Assessment and Evaluation
- Paper Critiques (40%): Weekly critical analysis of the assigned seminal paper (10-12 papers throughout the semester).
- Applied Term Project (60%): Literature review, implementation/coding, and final presentation.
Weekly Schedule
| Week | Topic | Seminal Paper (Reading Assignment) |
|---|---|---|
| 1 | Advanced Morphology & Sub-word Tokenization | Sennrich, R., et al. (2016). “Neural Machine Translation of Rare Words with Subword Units”. (BPE Algorithm) |
| 2 | Syntactic Parsing | Dozat, T., & Manning, C. D. (2017). “Deep Biaffine Attention for Neural Dependency Parsing”. |
| 3 | Distributional & Contextual Semantics | Peters, M. E., et al. (2018). “Deep contextualized word representations”. (ELMo) |
| 4 | Compositional Semantics & Generalization | Lake, B., & Baroni, M. (2018). “Generalization without Systematicity: On the Compositional Skills of Seq2Seq Networks”. |
| 5 | Transformer Architecture & Self-Attention | Vaswani, A., et al. (2017). “Attention Is All You Need”. |
| 6 | LLM Training & PEFT (LoRA) | Hu, E. J., et al. (2021). “LoRA: Low-Rank Adaptation of Large Language Models”. |
| 7 | Alignment & RLHF | Ouyang, L., et al. (2022). “Training language models to follow instructions with human feedback”. (InstructGPT) |
| 8 | RAG & Information Retrieval | Lewis, P., et al. (2020). “Retrieval-Augmented Generation for Knowledge-Intensive NLP Tasks”. |
| 9 | Long Context Management | Beltagy, I., et al. (2020). “Longformer: The Long-Document Transformer”. |
| 10 | Next-Gen Evaluation Metrics | Zhang, T., et al. (2020). “BERTScore: Evaluating Text Generation with BERT”. |
| 11 | Interpretability (XAI) & Probing | Hewitt, J., & Manning, C. D. (2019). “A Structural Probe for Finding Syntax in Word Representations”. |
| 12 | Multilinguality & Low-Resource Languages | Conneau, A., et al. (2020). “Unsupervised Cross-lingual Representation Learning at Scale”. (XLM-R) |
| 13 | Project Presentations - I | Literature Review and Methodology Presentation |
| 14 | Project Presentations - II | Experimental Results and Final Presentation |
📝 Paper Reading & Review Template
Students are expected to use the following 4-step template when preparing their weekly paper critiques:
1. Problem Identification > What specific problem are the authors trying to solve? Which gap in the existing literature are they aiming to fill?

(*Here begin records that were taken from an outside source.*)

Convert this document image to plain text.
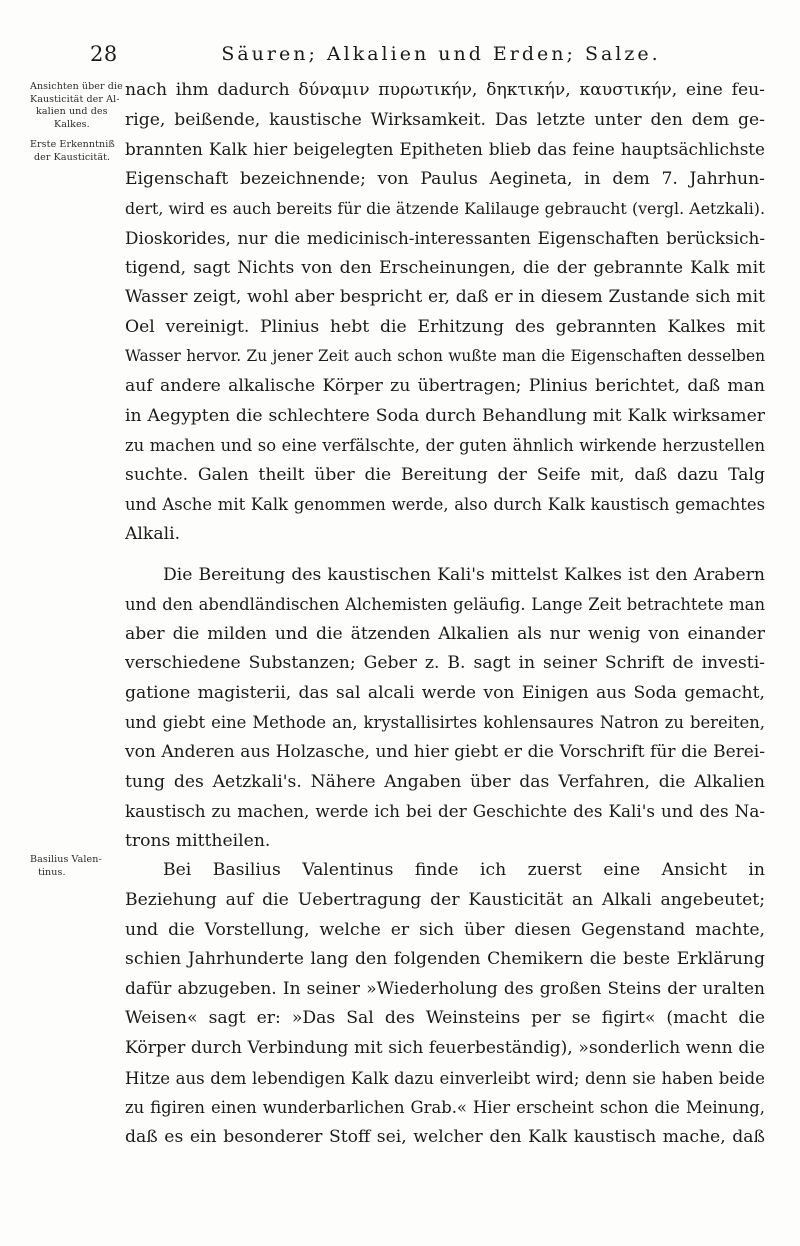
28	Säuren; Alkalien und Erden; Salze.
Ansichten über die
Kausticität der Al-
kalien und des
Kalkes.
Erste Erkenntniß
der Kausticität.
Basilius Valen-
tinus.
nach ihm dadurch δύναμιν πυρωτικήν, δηκτικήν, καυστικήν, eine feu-
rige, beißende, kaustische Wirksamkeit. Das letzte unter den dem ge-
brannten Kalk hier beigelegten Epitheten blieb das feine hauptsächlichste
Eigenschaft bezeichnende; von Paulus Aegineta, in dem 7. Jahrhun-
dert, wird es auch bereits für die ätzende Kalilauge gebraucht (vergl. Aetzkali).
Dioskorides, nur die medicinisch-interessanten Eigenschaften berücksich-
tigend, sagt Nichts von den Erscheinungen, die der gebrannte Kalk mit
Wasser zeigt, wohl aber bespricht er, daß er in diesem Zustande sich mit
Oel vereinigt. Plinius hebt die Erhitzung des gebrannten Kalkes mit
Wasser hervor. Zu jener Zeit auch schon wußte man die Eigenschaften desselben
auf andere alkalische Körper zu übertragen; Plinius berichtet, daß man
in Aegypten die schlechtere Soda durch Behandlung mit Kalk wirksamer
zu machen und so eine verfälschte, der guten ähnlich wirkende herzustellen
suchte. Galen theilt über die Bereitung der Seife mit, daß dazu Talg
und Asche mit Kalk genommen werde, also durch Kalk kaustisch gemachtes
Alkali.
Die Bereitung des kaustischen Kali's mittelst Kalkes ist den Arabern
und den abendländischen Alchemisten geläufig. Lange Zeit betrachtete man
aber die milden und die ätzenden Alkalien als nur wenig von einander
verschiedene Substanzen; Geber z. B. sagt in seiner Schrift de investi-
gatione magisterii, das sal alcali werde von Einigen aus Soda gemacht,
und giebt eine Methode an, krystallisirtes kohlensaures Natron zu bereiten,
von Anderen aus Holzasche, und hier giebt er die Vorschrift für die Berei-
tung des Aetzkali's. Nähere Angaben über das Verfahren, die Alkalien
kaustisch zu machen, werde ich bei der Geschichte des Kali's und des Na-
trons mittheilen.
Bei Basilius Valentinus finde ich zuerst eine Ansicht in
Beziehung auf die Uebertragung der Kausticität an Alkali angebeutet;
und die Vorstellung, welche er sich über diesen Gegenstand machte,
schien Jahrhunderte lang den folgenden Chemikern die beste Erklärung
dafür abzugeben. In seiner »Wiederholung des großen Steins der uralten
Weisen« sagt er: »Das Sal des Weinsteins per se figirt« (macht die
Körper durch Verbindung mit sich feuerbeständig), »sonderlich wenn die
Hitze aus dem lebendigen Kalk dazu einverleibt wird; denn sie haben beide
zu figiren einen wunderbarlichen Grab.« Hier erscheint schon die Meinung,
daß es ein besonderer Stoff sei, welcher den Kalk kaustisch mache, daß
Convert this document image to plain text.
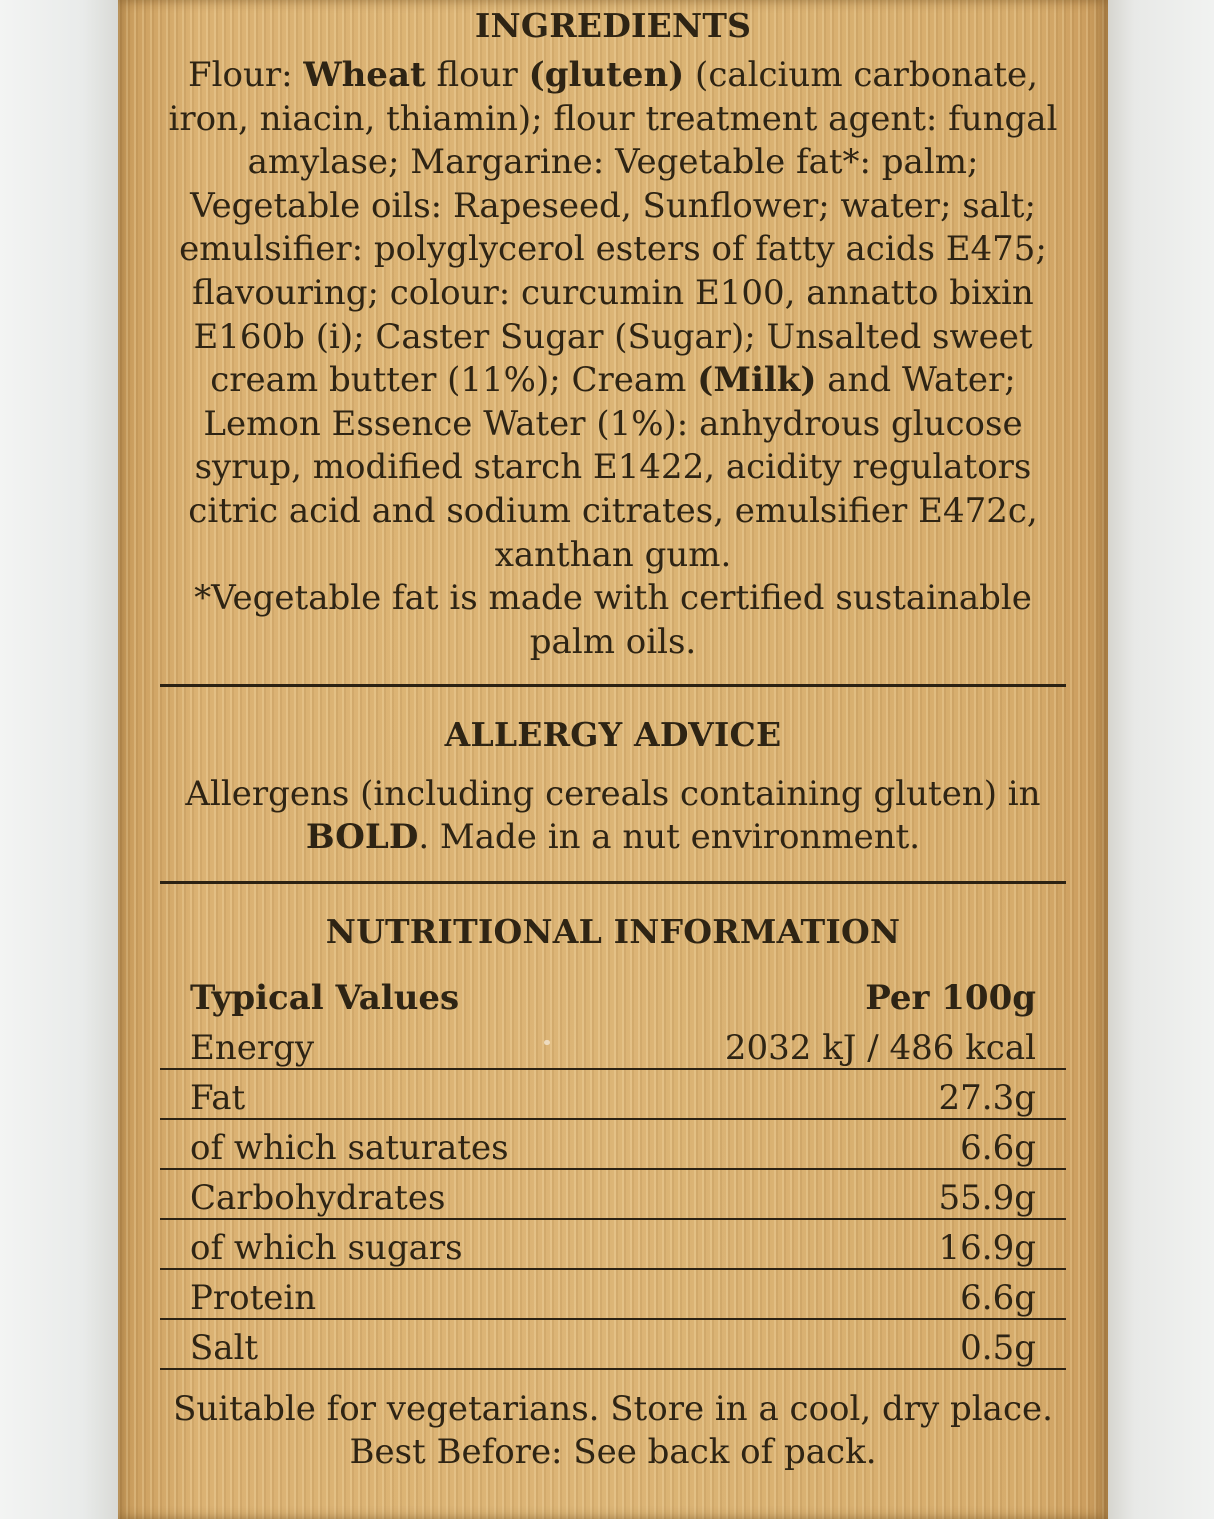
INGREDIENTS

Flour: Wheat flour (gluten) (calcium carbonate, iron, niacin, thiamin); flour treatment agent: fungal amylase; Margarine: Vegetable fat*: palm; Vegetable oils: Rapeseed, Sunflower; water; salt; emulsifier: polyglycerol esters of fatty acids E475; flavouring; colour: curcumin E100, annatto bixin E160b (i); Caster Sugar (Sugar); Unsalted sweet cream butter (11%); Cream (Milk) and Water; Lemon Essence Water (1%): anhydrous glucose syrup, modified starch E1422, acidity regulators citric acid and sodium citrates, emulsifier E472c, xanthan gum.

*Vegetable fat is made with certified sustainable palm oils.

ALLERGY ADVICE

Allergens (including cereals containing gluten) in BOLD. Made in a nut environment.

NUTRITIONAL INFORMATION
Typical Values	Per 100g
Energy	2032 kJ / 486 kcal
Fat	27.3g
of which saturates	6.6g
Carbohydrates	55.9g
of which sugars	16.9g
Protein	6.6g
Salt	0.5g
Suitable for vegetarians. Store in a cool, dry place.
Best Before: See back of pack.
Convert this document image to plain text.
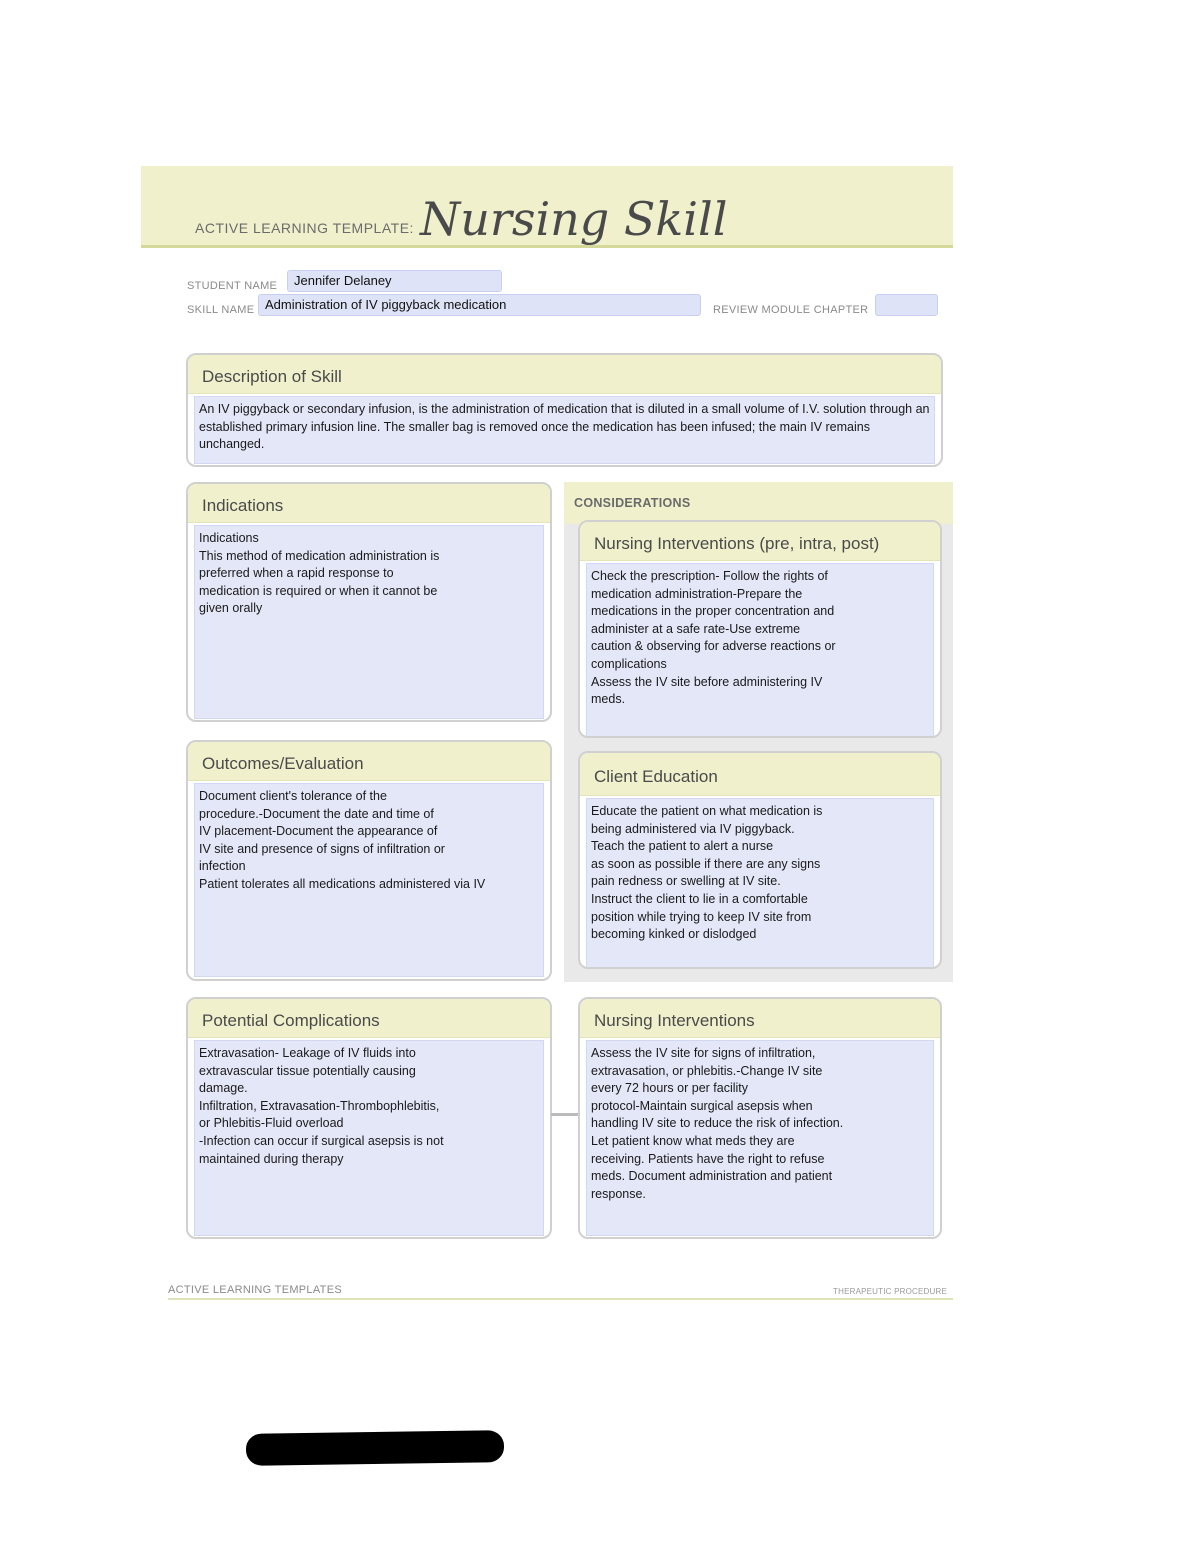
ACTIVE LEARNING TEMPLATE: Nursing Skill
STUDENT NAME	Jennifer Delaney
SKILL NAME Administration of IV piggyback medication	REVIEW MODULE CHAPTER
Description of Skill
An IV piggyback or secondary infusion, is the administration of medication that is diluted in a small volume of I.V. solution through an established primary infusion line. The smaller bag is removed once the medication has been infused; the main IV remains unchanged.
Indications
Indications
This method of medication administration is
preferred when a rapid response to
medication is required or when it cannot be
given orally
Outcomes/Evaluation
Document client's tolerance of the
procedure.-Document the date and time of
IV placement-Document the appearance of
IV site and presence of signs of infiltration or
infection
Patient tolerates all medications administered via IV
CONSIDERATIONS
Nursing Interventions (pre, intra, post)
Check the prescription- Follow the rights of
medication administration-Prepare the
medications in the proper concentration and
administer at a safe rate-Use extreme
caution & observing for adverse reactions or
complications
Assess the IV site before administering IV
meds.
Client Education
Educate the patient on what medication is
being administered via IV piggyback.
Teach the patient to alert a nurse
as soon as possible if there are any signs
pain redness or swelling at IV site.
Instruct the client to lie in a comfortable
position while trying to keep IV site from
becoming kinked or dislodged
Potential Complications
Extravasation- Leakage of IV fluids into
extravascular tissue potentially causing
damage.
Infiltration, Extravasation-Thrombophlebitis,
or Phlebitis-Fluid overload
-Infection can occur if surgical asepsis is not
maintained during therapy
Nursing Interventions
Assess the IV site for signs of infiltration,
extravasation, or phlebitis.-Change IV site
every 72 hours or per facility
protocol-Maintain surgical asepsis when
handling IV site to reduce the risk of infection.
Let patient know what meds they are
receiving. Patients have the right to refuse
meds. Document administration and patient
response.
ACTIVE LEARNING TEMPLATES	THERAPEUTIC PROCEDURE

2. Core Innovation (The Hook) > What is the unique aspect of the proposed method/model? (e.g., Is it a new architecture, a new loss function, or a new dataset?)
3. Evidence & Experiments > How did they prove their claims? Which “Baseline” models did they compare against, and on which metrics (SOTA) did they achieve success?
4. Critique (Weakness) > What is the missing, biased, or limited aspect of the paper or method that needs future improvement?